MTU apporte l'expertise moteur, Airbus l'intégration système
La complémentarité des deux partenaires structure la division du travail. MTU se concentre sur la pile à combustible, qui produit de l'électricité par réaction électrochimique entre l'hydrogène embarqué et l'oxygène capté dans l'air ambiant. Cette technologie ne rejette que de la vapeur d'eau, contrairement à la combustion directe d'hydrogène qui génère des oxydes d'azote polluants. Stefan Weber, vice-président de l'ingénierie chez MTU, précise l'ambition : "Nous voulons créer une entreprise qui couvre l'ensemble du cycle de vie des moteurs à pile à combustible, du développement et des essais à la commercialisation, en passant par la certification." Airbus, de son côté, intègre cette propulsion dans une cellule d'avion repensée pour accueillir les réservoirs cryogéniques. Le constructeur peut s'appuyer sur son expérience dans le transport spatial (fusée Ariane) pour maîtriser l'hydrogène liquide. Cette alliance franco-allemande rappelle celle qui a fondé Airbus lui-même, avec des synergies industrielles européennes au service d'une ambition commune.

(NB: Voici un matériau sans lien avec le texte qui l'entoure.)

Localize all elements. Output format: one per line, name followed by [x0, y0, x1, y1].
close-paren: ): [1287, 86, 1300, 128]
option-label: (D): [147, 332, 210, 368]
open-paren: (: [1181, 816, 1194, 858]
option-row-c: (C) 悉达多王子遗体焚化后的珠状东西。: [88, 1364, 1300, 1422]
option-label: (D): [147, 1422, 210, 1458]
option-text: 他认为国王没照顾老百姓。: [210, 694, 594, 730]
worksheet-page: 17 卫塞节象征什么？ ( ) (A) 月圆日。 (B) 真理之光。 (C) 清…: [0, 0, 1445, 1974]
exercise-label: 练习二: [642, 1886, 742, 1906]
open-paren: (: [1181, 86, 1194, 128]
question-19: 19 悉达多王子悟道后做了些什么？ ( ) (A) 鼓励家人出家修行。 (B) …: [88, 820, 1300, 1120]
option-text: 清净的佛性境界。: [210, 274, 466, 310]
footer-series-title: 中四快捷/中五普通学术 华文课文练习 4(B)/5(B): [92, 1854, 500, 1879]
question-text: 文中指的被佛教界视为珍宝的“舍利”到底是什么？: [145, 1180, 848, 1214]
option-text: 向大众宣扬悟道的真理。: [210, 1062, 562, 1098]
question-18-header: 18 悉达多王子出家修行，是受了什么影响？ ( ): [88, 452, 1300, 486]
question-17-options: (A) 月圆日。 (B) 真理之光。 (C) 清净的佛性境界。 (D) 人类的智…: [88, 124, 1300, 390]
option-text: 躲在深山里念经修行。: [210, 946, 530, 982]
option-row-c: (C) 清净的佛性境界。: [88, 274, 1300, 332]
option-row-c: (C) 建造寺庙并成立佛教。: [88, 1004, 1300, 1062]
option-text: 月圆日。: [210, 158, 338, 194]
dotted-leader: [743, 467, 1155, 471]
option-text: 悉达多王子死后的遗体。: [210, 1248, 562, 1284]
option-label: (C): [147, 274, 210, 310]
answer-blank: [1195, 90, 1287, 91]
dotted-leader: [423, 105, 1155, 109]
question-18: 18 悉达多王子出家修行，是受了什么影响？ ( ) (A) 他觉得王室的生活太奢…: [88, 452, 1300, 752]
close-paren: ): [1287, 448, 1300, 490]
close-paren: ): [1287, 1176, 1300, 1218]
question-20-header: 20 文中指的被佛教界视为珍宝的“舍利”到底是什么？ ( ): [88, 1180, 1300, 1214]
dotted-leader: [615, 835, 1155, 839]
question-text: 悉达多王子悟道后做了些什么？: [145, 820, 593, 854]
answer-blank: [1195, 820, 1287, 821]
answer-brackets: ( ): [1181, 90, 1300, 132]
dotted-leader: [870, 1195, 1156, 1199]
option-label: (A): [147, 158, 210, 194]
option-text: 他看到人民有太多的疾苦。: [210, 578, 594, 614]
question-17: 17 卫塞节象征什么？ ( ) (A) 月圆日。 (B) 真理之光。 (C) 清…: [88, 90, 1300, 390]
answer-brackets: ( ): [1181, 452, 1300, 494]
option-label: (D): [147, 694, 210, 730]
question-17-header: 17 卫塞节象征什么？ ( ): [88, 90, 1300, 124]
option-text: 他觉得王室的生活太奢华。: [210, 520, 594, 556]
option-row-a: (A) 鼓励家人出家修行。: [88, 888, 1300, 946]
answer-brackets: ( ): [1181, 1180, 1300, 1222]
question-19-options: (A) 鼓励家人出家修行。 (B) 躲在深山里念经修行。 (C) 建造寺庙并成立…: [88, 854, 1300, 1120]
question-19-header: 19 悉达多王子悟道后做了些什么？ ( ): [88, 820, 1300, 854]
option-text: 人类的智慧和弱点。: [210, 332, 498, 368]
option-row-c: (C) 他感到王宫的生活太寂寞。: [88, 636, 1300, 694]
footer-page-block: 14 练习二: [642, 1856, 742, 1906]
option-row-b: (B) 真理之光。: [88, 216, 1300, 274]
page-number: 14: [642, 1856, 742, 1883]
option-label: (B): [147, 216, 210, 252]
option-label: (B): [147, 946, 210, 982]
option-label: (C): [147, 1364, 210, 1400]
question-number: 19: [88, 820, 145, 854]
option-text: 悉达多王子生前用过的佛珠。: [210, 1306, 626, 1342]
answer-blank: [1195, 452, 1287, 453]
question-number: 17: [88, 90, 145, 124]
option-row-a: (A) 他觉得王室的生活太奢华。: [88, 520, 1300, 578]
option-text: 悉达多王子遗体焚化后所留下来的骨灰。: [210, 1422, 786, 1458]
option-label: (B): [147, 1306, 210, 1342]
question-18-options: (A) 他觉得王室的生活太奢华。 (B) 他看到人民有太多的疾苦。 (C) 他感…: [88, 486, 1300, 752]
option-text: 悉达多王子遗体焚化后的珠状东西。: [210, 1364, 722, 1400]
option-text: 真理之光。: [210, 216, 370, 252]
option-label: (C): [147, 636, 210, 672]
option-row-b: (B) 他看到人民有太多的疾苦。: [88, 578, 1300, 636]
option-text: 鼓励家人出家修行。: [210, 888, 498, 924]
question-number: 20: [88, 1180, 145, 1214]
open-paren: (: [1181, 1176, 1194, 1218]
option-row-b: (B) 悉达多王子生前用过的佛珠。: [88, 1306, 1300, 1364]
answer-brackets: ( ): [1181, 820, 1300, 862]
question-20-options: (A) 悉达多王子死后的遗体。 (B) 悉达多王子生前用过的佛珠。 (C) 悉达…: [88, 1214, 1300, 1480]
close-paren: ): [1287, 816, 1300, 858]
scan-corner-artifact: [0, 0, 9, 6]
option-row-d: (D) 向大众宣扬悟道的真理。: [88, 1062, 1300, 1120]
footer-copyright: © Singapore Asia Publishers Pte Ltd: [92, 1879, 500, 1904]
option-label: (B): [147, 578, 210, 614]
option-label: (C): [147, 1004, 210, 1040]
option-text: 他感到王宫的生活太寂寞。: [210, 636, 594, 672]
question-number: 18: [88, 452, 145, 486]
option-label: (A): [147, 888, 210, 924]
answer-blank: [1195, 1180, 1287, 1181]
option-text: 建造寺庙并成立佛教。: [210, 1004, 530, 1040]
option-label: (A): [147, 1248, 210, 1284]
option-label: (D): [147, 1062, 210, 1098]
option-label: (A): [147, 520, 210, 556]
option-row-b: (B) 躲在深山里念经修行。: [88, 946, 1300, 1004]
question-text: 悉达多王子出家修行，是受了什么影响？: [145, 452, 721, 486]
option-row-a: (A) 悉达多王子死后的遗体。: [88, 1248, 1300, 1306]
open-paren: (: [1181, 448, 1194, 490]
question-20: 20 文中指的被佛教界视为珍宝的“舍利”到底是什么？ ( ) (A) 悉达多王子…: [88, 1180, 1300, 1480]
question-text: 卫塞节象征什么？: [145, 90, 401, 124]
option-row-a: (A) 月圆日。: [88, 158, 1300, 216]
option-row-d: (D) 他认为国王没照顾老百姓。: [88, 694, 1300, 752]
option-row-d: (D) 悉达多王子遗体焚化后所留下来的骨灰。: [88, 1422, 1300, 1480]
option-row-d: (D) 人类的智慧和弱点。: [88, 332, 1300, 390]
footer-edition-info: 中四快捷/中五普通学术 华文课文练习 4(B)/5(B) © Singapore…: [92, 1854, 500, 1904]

Calendrier réaliste : 2027-2045, une décennie de R&D intensive
Opérationnalité en 2027, premier vol commercial en 2040-2045
La nouvelle coentreprise devrait devenir opérationnelle en 2027, après approbation des régulateurs européens. S'ouvre alors une période de quinze à dix-huit ans de développement, essais et certification. Le premier vol commercial d'un avion de ligne à pile à combustible hydrogène n'est pas attendu avant 2040-2045. Ce calendrier peut sembler lointain, mais il reflète la réalité des cycles industriels aéronautiques. Entre le lancement d'un programme et l'entrée en service, quinze à vingt ans s'écoulent habituellement. Airbus doit résoudre des défis colossaux : maintenir l'hydrogène liquide à moins 253°C pendant des vols de plusieurs heures, garantir une sécurité absolue face aux risques de fuite, adapter les aéroports pour le ravitaillement cryogénique, et créer une filière de production d'hydrogène propre à grande échelle. Les appareils régionaux de 9 à 40 places, développés par ZeroAvia ou H2Fly, ouvrent la voie. Mais le saut technologique vers un avion de ligne de 150 à 200 passagers reste immense. Les long-courriers, eux, resteront probablement au kérosène pendant plusieurs décennies encore.